/simple-gbdt

a simple gradient boost classification tree implemented with python without any other lib dependence.

Primary LanguagePython

usage: python script/gbt.py data_filename stat_filename max_iter sample_rate learn_rate max_depth split_points

for example: python script/gbt.py data/adult.data.csv output/adult.data.stat 50 0.4 0.1 1 1000

data_filename: the csv datafile used to train and test(random split 1/3 of data as test part)

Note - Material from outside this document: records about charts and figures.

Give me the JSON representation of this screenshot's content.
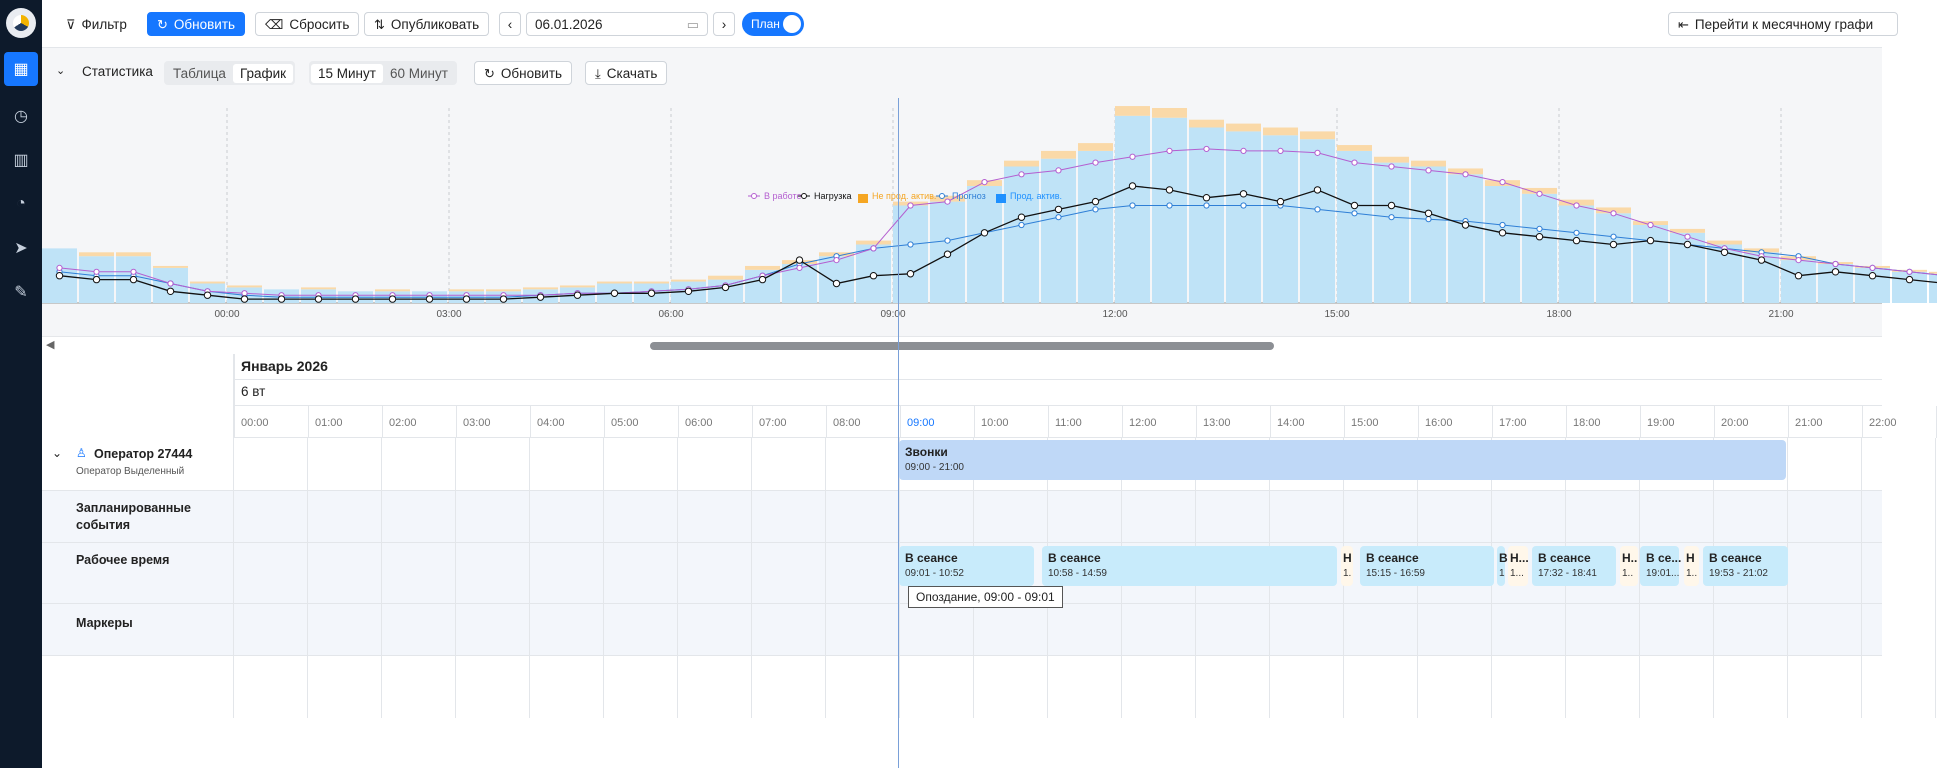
{
  "toolbar": {
    "filter": "Фильтр",
    "refresh": "Обновить",
    "reset": "Сбросить",
    "publish": "Опубликовать",
    "date": "06.01.2026",
    "plan": "План",
    "monthly": "Перейти к месячному графи"
  },
  "stats": {
    "title": "Статистика",
    "view_table": "Таблица",
    "view_chart": "График",
    "int15": "15 Минут",
    "int60": "60 Минут",
    "refresh": "Обновить",
    "download": "Скачать"
  },
  "chart_data": {
    "type": "bar",
    "legend": [
      "В работе",
      "Нагрузка",
      "Не прод. актив.",
      "Прогноз",
      "Прод. актив."
    ],
    "legend_placement": "top-center",
    "colors": {
      "in_work": "#b45fd0",
      "load": "#111111",
      "nonprod": "#f5a623",
      "forecast": "#2f7fd6",
      "prod": "#bfe3f7"
    },
    "x_tick_labels": [
      "00:00",
      "03:00",
      "06:00",
      "09:00",
      "12:00",
      "15:00",
      "18:00",
      "21:00"
    ],
    "x_range": [
      "-02:30",
      "23:00"
    ],
    "x_step_min": 15,
    "ylim": [
      0,
      100
    ],
    "grid": "dashed vertical",
    "series": [
      {
        "name": "Прод. актив.",
        "points": [
          [
            -150,
            28
          ],
          [
            -120,
            24
          ],
          [
            -90,
            24
          ],
          [
            -60,
            18
          ],
          [
            -30,
            10
          ],
          [
            0,
            8
          ],
          [
            30,
            7
          ],
          [
            60,
            7
          ],
          [
            90,
            6
          ],
          [
            120,
            6
          ],
          [
            150,
            6
          ],
          [
            180,
            6
          ],
          [
            210,
            6
          ],
          [
            240,
            7
          ],
          [
            270,
            8
          ],
          [
            300,
            10
          ],
          [
            330,
            10
          ],
          [
            360,
            11
          ],
          [
            390,
            12
          ],
          [
            420,
            17
          ],
          [
            450,
            20
          ],
          [
            480,
            24
          ],
          [
            510,
            30
          ],
          [
            540,
            50
          ],
          [
            570,
            52
          ],
          [
            600,
            60
          ],
          [
            630,
            70
          ],
          [
            660,
            74
          ],
          [
            690,
            78
          ],
          [
            720,
            96
          ],
          [
            750,
            95
          ],
          [
            780,
            90
          ],
          [
            810,
            88
          ],
          [
            840,
            86
          ],
          [
            870,
            84
          ],
          [
            900,
            78
          ],
          [
            930,
            72
          ],
          [
            960,
            70
          ],
          [
            990,
            66
          ],
          [
            1020,
            60
          ],
          [
            1050,
            56
          ],
          [
            1080,
            50
          ],
          [
            1110,
            46
          ],
          [
            1140,
            40
          ],
          [
            1170,
            36
          ],
          [
            1200,
            30
          ],
          [
            1230,
            26
          ],
          [
            1260,
            22
          ],
          [
            1290,
            20
          ],
          [
            1320,
            18
          ],
          [
            1350,
            16
          ],
          [
            1380,
            15
          ]
        ]
      },
      {
        "name": "Не прод. актив.",
        "points": [
          [
            -150,
            0
          ],
          [
            -120,
            2
          ],
          [
            -90,
            2
          ],
          [
            -60,
            1
          ],
          [
            -30,
            1
          ],
          [
            0,
            1
          ],
          [
            30,
            0
          ],
          [
            60,
            1
          ],
          [
            90,
            0
          ],
          [
            120,
            1
          ],
          [
            150,
            0
          ],
          [
            180,
            1
          ],
          [
            210,
            1
          ],
          [
            240,
            1
          ],
          [
            270,
            1
          ],
          [
            300,
            1
          ],
          [
            330,
            1
          ],
          [
            360,
            1
          ],
          [
            390,
            2
          ],
          [
            420,
            2
          ],
          [
            450,
            2
          ],
          [
            480,
            2
          ],
          [
            510,
            2
          ],
          [
            540,
            2
          ],
          [
            570,
            3
          ],
          [
            600,
            3
          ],
          [
            630,
            3
          ],
          [
            660,
            4
          ],
          [
            690,
            4
          ],
          [
            720,
            5
          ],
          [
            750,
            5
          ],
          [
            780,
            4
          ],
          [
            810,
            4
          ],
          [
            840,
            4
          ],
          [
            870,
            4
          ],
          [
            900,
            3
          ],
          [
            930,
            3
          ],
          [
            960,
            3
          ],
          [
            990,
            3
          ],
          [
            1020,
            3
          ],
          [
            1050,
            3
          ],
          [
            1080,
            3
          ],
          [
            1110,
            3
          ],
          [
            1140,
            2
          ],
          [
            1170,
            2
          ],
          [
            1200,
            2
          ],
          [
            1230,
            2
          ],
          [
            1260,
            2
          ],
          [
            1290,
            1
          ],
          [
            1320,
            1
          ],
          [
            1350,
            1
          ],
          [
            1380,
            1
          ]
        ]
      },
      {
        "name": "В работе",
        "points": [
          [
            -150,
            18
          ],
          [
            -120,
            16
          ],
          [
            -90,
            16
          ],
          [
            -60,
            10
          ],
          [
            -30,
            6
          ],
          [
            0,
            5
          ],
          [
            30,
            4
          ],
          [
            60,
            4
          ],
          [
            90,
            4
          ],
          [
            120,
            4
          ],
          [
            150,
            4
          ],
          [
            180,
            4
          ],
          [
            210,
            4
          ],
          [
            240,
            4
          ],
          [
            270,
            5
          ],
          [
            300,
            5
          ],
          [
            330,
            6
          ],
          [
            360,
            7
          ],
          [
            390,
            9
          ],
          [
            420,
            14
          ],
          [
            450,
            18
          ],
          [
            480,
            22
          ],
          [
            510,
            28
          ],
          [
            540,
            50
          ],
          [
            570,
            52
          ],
          [
            600,
            62
          ],
          [
            630,
            66
          ],
          [
            660,
            68
          ],
          [
            690,
            72
          ],
          [
            720,
            75
          ],
          [
            750,
            78
          ],
          [
            780,
            79
          ],
          [
            810,
            78
          ],
          [
            840,
            78
          ],
          [
            870,
            77
          ],
          [
            900,
            72
          ],
          [
            930,
            70
          ],
          [
            960,
            68
          ],
          [
            990,
            66
          ],
          [
            1020,
            62
          ],
          [
            1050,
            56
          ],
          [
            1080,
            50
          ],
          [
            1110,
            46
          ],
          [
            1140,
            40
          ],
          [
            1170,
            34
          ],
          [
            1200,
            28
          ],
          [
            1230,
            24
          ],
          [
            1260,
            22
          ],
          [
            1290,
            20
          ],
          [
            1320,
            18
          ],
          [
            1350,
            16
          ],
          [
            1380,
            14
          ]
        ]
      },
      {
        "name": "Нагрузка",
        "points": [
          [
            -150,
            14
          ],
          [
            -120,
            12
          ],
          [
            -90,
            12
          ],
          [
            -60,
            6
          ],
          [
            -30,
            4
          ],
          [
            0,
            2
          ],
          [
            30,
            2
          ],
          [
            60,
            2
          ],
          [
            90,
            2
          ],
          [
            120,
            2
          ],
          [
            150,
            2
          ],
          [
            180,
            2
          ],
          [
            210,
            2
          ],
          [
            240,
            3
          ],
          [
            270,
            4
          ],
          [
            300,
            5
          ],
          [
            330,
            5
          ],
          [
            360,
            6
          ],
          [
            390,
            8
          ],
          [
            420,
            12
          ],
          [
            450,
            22
          ],
          [
            480,
            10
          ],
          [
            510,
            14
          ],
          [
            540,
            15
          ],
          [
            570,
            25
          ],
          [
            600,
            36
          ],
          [
            630,
            44
          ],
          [
            660,
            48
          ],
          [
            690,
            52
          ],
          [
            720,
            60
          ],
          [
            750,
            58
          ],
          [
            780,
            54
          ],
          [
            810,
            56
          ],
          [
            840,
            52
          ],
          [
            870,
            58
          ],
          [
            900,
            50
          ],
          [
            930,
            50
          ],
          [
            960,
            46
          ],
          [
            990,
            40
          ],
          [
            1020,
            36
          ],
          [
            1050,
            34
          ],
          [
            1080,
            32
          ],
          [
            1110,
            30
          ],
          [
            1140,
            32
          ],
          [
            1170,
            30
          ],
          [
            1200,
            26
          ],
          [
            1230,
            22
          ],
          [
            1260,
            14
          ],
          [
            1290,
            16
          ],
          [
            1320,
            14
          ],
          [
            1350,
            12
          ],
          [
            1380,
            10
          ]
        ]
      },
      {
        "name": "Прогноз",
        "points": [
          [
            -150,
            16
          ],
          [
            -120,
            14
          ],
          [
            -90,
            14
          ],
          [
            -60,
            10
          ],
          [
            -30,
            6
          ],
          [
            0,
            4
          ],
          [
            30,
            3
          ],
          [
            60,
            3
          ],
          [
            90,
            3
          ],
          [
            120,
            3
          ],
          [
            150,
            3
          ],
          [
            180,
            3
          ],
          [
            210,
            3
          ],
          [
            240,
            4
          ],
          [
            270,
            5
          ],
          [
            300,
            5
          ],
          [
            330,
            6
          ],
          [
            360,
            7
          ],
          [
            390,
            9
          ],
          [
            420,
            14
          ],
          [
            450,
            20
          ],
          [
            480,
            24
          ],
          [
            510,
            28
          ],
          [
            540,
            30
          ],
          [
            570,
            32
          ],
          [
            600,
            36
          ],
          [
            630,
            40
          ],
          [
            660,
            44
          ],
          [
            690,
            48
          ],
          [
            720,
            50
          ],
          [
            750,
            50
          ],
          [
            780,
            50
          ],
          [
            810,
            50
          ],
          [
            840,
            50
          ],
          [
            870,
            48
          ],
          [
            900,
            46
          ],
          [
            930,
            44
          ],
          [
            960,
            43
          ],
          [
            990,
            42
          ],
          [
            1020,
            40
          ],
          [
            1050,
            38
          ],
          [
            1080,
            36
          ],
          [
            1110,
            34
          ],
          [
            1140,
            32
          ],
          [
            1170,
            30
          ],
          [
            1200,
            28
          ],
          [
            1230,
            26
          ],
          [
            1260,
            24
          ],
          [
            1290,
            20
          ],
          [
            1320,
            18
          ],
          [
            1350,
            16
          ],
          [
            1380,
            14
          ]
        ]
      }
    ]
  },
  "timeline": {
    "month": "Январь 2026",
    "day": "6 вт",
    "hours": [
      "00:00",
      "01:00",
      "02:00",
      "03:00",
      "04:00",
      "05:00",
      "06:00",
      "07:00",
      "08:00",
      "09:00",
      "10:00",
      "11:00",
      "12:00",
      "13:00",
      "14:00",
      "15:00",
      "16:00",
      "17:00",
      "18:00",
      "19:00",
      "20:00",
      "21:00",
      "22:00"
    ],
    "current_hour": "09:00",
    "operator": {
      "name": "Оператор 27444",
      "sub": "Оператор Выделенный"
    },
    "rows": {
      "planned": "Запланированные события",
      "worktime": "Рабочее время",
      "markers": "Маркеры"
    },
    "calls": {
      "title": "Звонки",
      "time": "09:00 - 21:00"
    },
    "sessions": [
      {
        "title": "В сеансе",
        "time": "09:01 - 10:52"
      },
      {
        "title": "В сеансе",
        "time": "10:58 - 14:59"
      },
      {
        "title": "Н",
        "time": "1."
      },
      {
        "title": "В сеансе",
        "time": "15:15 - 16:59"
      },
      {
        "title": "В",
        "time": "1"
      },
      {
        "title": "Н...",
        "time": "1..."
      },
      {
        "title": "В сеансе",
        "time": "17:32 - 18:41"
      },
      {
        "title": "Н..",
        "time": "1.."
      },
      {
        "title": "В се...",
        "time": "19:01..."
      },
      {
        "title": "Н",
        "time": "1.."
      },
      {
        "title": "В сеансе",
        "time": "19:53 - 21:02"
      }
    ],
    "tooltip": "Опоздание, 09:00 - 09:01"
  }
}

stat_filename: the file to hold ouput information about prediction accuracy and loss value in each iteration

max_iter: set the iterations in gradient boost algorithm

sample_rate: subsample rate of train data to construct a single decision tree

learn_rate: the learn rate parameter of gradient boost algorithm

max_depth: the maximum depth of a decision tree, max_depth=1 means a decision stump with depth=1

split_points: if a feature is numeric and has many distinct values, it's very slow to find a optimal split point.i use just $split_points$ values to find optimal split point of tree. 0 and negative $split_points$ means do not use the trick

Attentions:

  1. the $data_filename$ is a csv formate file with a head. the feature with field name "label" is used as label of classification. you can take the files in path "data" as examples. those two dataset come frome UCI Machine Learning Repository(http://archive.ics.uci.edu/ml/datasets/Adult and http://archive.ics.uci.edu/ml/datasets/Credit+Approval). if a feature is nominal, please add some letters. for example, use A0,A1 while not 0,1. the feature hold only digits is recognized as numeric.

  2. at now it is just for classification experiment. the loss function is K-class multinomial deviance.

  3. the $stat_filename$ contains the run information of algorithm, the average loss per datapoint on train and test data,the accuracy of prediction for test data

  4. you may feel strange about the parameter $split_points$, you can understand it at file "script/tree.py" line 81-82.